5α-Reductase 1 Il plasmide di attivazione CRISPR (h) fornisce un approccio mirato e non distruttivo per sovraregolare l'espressione endogena di SRD5A1 senza alterare la sequenza di DNA sottostante.
5α-Reductase 1 Il plasmide di attivazione CRISPR (h) è un sistema SAM (mediatore di attivazione sinergico) a tre plasmidi progettato per la sovraregolazione trascrizionale altamente efficiente e sito-specifica del locus SRD5A1 nelle linee cellulari umane. Il sistema è costruito attorno a una Cas9 cataliticamente inattiva (dCas9) che porta due mutazioni inattivanti (D10A e N863A) che eliminano l'attività nucleasica preservando al contempo il legame con il DNA. Questa dCas9 è fusa con VP64, un potente attivatore trascrizionale, ed è coespressa con un gene di resistenza alla blasticidina per la selezione. Il secondo plasmide codifica la proteina di fusione MS2-p65-HSF1, un complesso attivatore secondario che agisce in sinergia con dCas9-VP64, insieme a un gene di resistenza all'igromicina. Il terzo plasmide codifica un sgRNA specifico per il bersaglio di 20 nt fuso a due aptameri di RNA MS2 che reclutano il complesso MS2-p65-HSF1 nel sito di attivazione, accompagnato da un gene di resistenza alla puromicina.

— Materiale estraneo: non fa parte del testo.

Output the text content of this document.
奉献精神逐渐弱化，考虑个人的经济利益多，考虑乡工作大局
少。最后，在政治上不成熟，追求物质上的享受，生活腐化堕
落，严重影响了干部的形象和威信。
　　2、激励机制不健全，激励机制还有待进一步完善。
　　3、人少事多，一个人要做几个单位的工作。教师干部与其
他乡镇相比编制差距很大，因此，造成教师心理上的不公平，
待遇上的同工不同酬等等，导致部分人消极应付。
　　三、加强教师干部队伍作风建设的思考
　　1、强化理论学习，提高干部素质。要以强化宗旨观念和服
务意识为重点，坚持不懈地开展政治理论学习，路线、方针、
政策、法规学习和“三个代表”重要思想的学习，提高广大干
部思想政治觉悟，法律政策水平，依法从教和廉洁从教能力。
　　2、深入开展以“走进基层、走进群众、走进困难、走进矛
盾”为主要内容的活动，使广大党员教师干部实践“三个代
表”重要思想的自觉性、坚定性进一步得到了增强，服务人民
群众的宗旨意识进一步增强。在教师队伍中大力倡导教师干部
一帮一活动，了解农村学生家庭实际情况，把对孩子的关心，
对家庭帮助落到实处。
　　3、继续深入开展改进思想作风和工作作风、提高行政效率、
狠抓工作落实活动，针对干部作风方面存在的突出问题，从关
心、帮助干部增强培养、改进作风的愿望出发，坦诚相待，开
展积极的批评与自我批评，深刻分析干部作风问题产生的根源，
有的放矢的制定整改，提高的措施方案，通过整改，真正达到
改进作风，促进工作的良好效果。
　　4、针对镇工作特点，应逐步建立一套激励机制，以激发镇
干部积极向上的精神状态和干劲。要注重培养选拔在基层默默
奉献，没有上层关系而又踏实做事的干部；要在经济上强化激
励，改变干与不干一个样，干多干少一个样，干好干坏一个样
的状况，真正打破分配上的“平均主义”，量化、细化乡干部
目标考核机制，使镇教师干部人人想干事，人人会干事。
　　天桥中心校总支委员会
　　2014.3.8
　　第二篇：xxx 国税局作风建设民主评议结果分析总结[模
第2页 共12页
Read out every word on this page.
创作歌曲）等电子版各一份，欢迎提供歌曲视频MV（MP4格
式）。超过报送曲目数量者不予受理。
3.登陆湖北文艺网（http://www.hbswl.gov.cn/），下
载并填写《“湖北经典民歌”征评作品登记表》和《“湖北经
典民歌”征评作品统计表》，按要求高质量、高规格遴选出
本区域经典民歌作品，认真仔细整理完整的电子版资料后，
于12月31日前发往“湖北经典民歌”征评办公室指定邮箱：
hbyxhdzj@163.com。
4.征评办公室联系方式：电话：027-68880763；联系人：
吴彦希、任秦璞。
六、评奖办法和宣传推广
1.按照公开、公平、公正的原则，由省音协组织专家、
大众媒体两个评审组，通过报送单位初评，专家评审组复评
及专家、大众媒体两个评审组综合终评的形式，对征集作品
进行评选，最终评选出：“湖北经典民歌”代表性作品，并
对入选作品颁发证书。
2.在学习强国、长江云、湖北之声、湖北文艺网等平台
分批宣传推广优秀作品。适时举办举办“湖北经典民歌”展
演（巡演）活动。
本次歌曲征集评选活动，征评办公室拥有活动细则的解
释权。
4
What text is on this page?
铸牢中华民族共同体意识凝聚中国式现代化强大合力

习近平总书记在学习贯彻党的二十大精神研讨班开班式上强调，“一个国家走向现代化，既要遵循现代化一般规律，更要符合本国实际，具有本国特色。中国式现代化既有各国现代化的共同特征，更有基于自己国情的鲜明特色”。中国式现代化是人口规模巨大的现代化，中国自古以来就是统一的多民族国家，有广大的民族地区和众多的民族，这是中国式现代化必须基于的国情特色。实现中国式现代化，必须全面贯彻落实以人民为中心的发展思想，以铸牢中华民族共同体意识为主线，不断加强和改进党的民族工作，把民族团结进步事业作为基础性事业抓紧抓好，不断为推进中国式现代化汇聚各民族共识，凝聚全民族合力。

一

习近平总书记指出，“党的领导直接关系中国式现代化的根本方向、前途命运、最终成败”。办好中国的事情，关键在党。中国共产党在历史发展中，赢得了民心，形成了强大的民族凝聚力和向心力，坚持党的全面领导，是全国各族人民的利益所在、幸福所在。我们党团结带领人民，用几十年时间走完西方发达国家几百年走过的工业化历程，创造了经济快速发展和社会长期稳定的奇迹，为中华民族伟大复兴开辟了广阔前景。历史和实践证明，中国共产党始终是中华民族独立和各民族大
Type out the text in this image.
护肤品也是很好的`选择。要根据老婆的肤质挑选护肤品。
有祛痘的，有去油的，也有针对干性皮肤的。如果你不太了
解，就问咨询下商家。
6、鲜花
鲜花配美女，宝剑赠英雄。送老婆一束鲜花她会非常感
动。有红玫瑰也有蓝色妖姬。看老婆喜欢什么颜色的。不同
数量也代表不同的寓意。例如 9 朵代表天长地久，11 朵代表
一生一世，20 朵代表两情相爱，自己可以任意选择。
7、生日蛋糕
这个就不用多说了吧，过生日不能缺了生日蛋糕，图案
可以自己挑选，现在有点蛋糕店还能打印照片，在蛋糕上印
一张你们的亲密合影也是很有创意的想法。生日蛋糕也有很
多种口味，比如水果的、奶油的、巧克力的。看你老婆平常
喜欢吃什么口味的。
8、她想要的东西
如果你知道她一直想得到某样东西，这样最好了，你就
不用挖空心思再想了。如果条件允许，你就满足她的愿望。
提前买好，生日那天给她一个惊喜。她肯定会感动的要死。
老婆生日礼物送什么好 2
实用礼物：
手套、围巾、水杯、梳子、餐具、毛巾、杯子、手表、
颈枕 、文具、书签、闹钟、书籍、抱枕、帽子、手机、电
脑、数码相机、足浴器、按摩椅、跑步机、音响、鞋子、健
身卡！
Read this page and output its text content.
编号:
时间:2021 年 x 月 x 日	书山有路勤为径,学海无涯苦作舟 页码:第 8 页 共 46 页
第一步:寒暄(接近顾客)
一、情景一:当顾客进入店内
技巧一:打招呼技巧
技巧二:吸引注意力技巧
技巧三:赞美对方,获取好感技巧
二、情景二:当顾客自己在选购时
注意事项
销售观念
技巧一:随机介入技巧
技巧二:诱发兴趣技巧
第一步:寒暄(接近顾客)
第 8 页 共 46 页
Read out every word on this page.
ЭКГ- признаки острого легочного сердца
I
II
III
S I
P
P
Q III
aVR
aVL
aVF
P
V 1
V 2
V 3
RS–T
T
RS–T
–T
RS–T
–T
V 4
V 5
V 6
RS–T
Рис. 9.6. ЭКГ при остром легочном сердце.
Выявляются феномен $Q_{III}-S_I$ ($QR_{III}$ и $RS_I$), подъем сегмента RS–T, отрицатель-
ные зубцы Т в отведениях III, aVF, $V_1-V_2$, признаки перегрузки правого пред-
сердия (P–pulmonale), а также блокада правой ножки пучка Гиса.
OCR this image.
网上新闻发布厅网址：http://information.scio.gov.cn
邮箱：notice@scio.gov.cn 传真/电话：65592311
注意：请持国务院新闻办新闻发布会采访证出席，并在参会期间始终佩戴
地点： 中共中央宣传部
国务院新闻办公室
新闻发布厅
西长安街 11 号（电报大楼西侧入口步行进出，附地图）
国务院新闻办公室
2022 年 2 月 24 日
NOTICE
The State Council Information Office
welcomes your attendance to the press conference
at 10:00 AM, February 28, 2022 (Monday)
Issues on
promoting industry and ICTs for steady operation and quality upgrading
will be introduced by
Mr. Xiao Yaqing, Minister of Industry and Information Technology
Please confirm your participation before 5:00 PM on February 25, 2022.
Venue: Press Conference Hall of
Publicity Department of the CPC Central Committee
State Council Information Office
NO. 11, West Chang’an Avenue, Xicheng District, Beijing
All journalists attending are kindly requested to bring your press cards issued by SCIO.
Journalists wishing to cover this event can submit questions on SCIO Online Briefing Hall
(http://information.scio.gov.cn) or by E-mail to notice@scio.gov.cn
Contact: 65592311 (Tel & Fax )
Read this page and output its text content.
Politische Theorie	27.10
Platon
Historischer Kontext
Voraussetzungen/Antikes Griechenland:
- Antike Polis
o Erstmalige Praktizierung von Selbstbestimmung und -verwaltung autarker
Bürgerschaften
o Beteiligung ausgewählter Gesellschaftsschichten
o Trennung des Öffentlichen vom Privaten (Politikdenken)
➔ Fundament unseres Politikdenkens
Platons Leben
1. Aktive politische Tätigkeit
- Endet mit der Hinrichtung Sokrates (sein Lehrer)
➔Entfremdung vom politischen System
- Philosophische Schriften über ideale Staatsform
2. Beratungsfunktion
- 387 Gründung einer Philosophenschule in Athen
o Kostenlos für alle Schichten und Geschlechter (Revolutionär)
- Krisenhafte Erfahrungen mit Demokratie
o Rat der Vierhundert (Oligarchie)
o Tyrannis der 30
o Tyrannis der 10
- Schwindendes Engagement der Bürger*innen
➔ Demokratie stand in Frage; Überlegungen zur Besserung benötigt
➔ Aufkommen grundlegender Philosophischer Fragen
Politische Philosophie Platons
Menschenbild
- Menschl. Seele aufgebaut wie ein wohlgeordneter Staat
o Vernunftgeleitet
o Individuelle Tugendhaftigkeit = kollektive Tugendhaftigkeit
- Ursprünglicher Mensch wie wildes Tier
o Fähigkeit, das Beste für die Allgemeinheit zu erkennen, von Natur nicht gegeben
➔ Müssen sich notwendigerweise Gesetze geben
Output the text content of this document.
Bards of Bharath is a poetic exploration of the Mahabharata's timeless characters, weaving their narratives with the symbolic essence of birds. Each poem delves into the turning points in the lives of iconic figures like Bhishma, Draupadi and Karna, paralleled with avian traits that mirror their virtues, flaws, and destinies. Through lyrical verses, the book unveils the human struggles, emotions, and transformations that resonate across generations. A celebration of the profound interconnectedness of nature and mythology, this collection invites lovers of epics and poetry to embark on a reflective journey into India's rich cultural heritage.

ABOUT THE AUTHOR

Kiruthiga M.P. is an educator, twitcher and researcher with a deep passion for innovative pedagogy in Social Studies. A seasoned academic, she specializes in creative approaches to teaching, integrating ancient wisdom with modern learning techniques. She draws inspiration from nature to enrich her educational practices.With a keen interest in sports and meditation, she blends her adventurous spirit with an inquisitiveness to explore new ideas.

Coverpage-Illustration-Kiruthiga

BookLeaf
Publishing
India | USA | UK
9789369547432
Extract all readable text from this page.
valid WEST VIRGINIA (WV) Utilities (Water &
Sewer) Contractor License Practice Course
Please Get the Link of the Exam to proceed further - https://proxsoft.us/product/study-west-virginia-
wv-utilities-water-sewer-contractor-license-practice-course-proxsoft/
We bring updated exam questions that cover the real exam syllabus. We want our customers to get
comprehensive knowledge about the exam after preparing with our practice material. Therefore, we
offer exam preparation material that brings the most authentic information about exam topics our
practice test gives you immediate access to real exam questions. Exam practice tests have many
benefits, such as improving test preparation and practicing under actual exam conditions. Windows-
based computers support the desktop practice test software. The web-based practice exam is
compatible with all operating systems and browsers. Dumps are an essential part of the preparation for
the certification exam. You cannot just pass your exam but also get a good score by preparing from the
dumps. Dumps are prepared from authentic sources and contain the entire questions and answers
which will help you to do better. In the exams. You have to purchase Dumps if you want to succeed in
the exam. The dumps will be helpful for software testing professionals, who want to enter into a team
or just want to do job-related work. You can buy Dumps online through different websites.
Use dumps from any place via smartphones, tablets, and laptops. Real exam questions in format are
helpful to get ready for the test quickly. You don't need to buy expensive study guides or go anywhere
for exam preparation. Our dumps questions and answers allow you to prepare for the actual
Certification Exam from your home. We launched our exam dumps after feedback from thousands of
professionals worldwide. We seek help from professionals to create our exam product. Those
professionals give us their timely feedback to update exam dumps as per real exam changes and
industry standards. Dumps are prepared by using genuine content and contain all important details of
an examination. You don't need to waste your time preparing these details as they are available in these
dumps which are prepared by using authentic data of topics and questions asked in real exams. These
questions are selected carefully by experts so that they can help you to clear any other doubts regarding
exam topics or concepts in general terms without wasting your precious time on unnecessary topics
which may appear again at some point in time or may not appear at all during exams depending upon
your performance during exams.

I tre plasmidi vengono somministrati in un rapporto di massa 1:1:1 per un'espressione bilanciata di tutti i componenti del sistema.
Una volta assemblato nel locus bersaglio, il complesso SAM si lega a circa 200 bp a monte del sito di inizio della trascrizione SRD5A1, dove VP64, p65 e HSF1 agiscono in modo concertato per reclutare il machinery trascrizionale e guidare la sovraregolazione dell'espressione endogena di 5α-Reductase 1. A differenza della Cas9 con attività nucleasica, dCas9 non introduce rotture a doppio filamento né modifica la sequenza genomica, preservando il locus SRD5A1 nativo e consentendo lo studio delle risposte trascrizionali dipendenti da 5α-Reductase 1 nel locus endogeno, rendendolo uno strumento prezioso per studi funzionali, l'identificazione di geni bersaglio e la modellizzazione del ripristino della via 5α-Reductase 1 nelle cellule tumorali con espressione di SRD5A1 silenziata o ridotta.
Solo per uso di ricerca. Non destinato a uso diagnostico o terapeutico.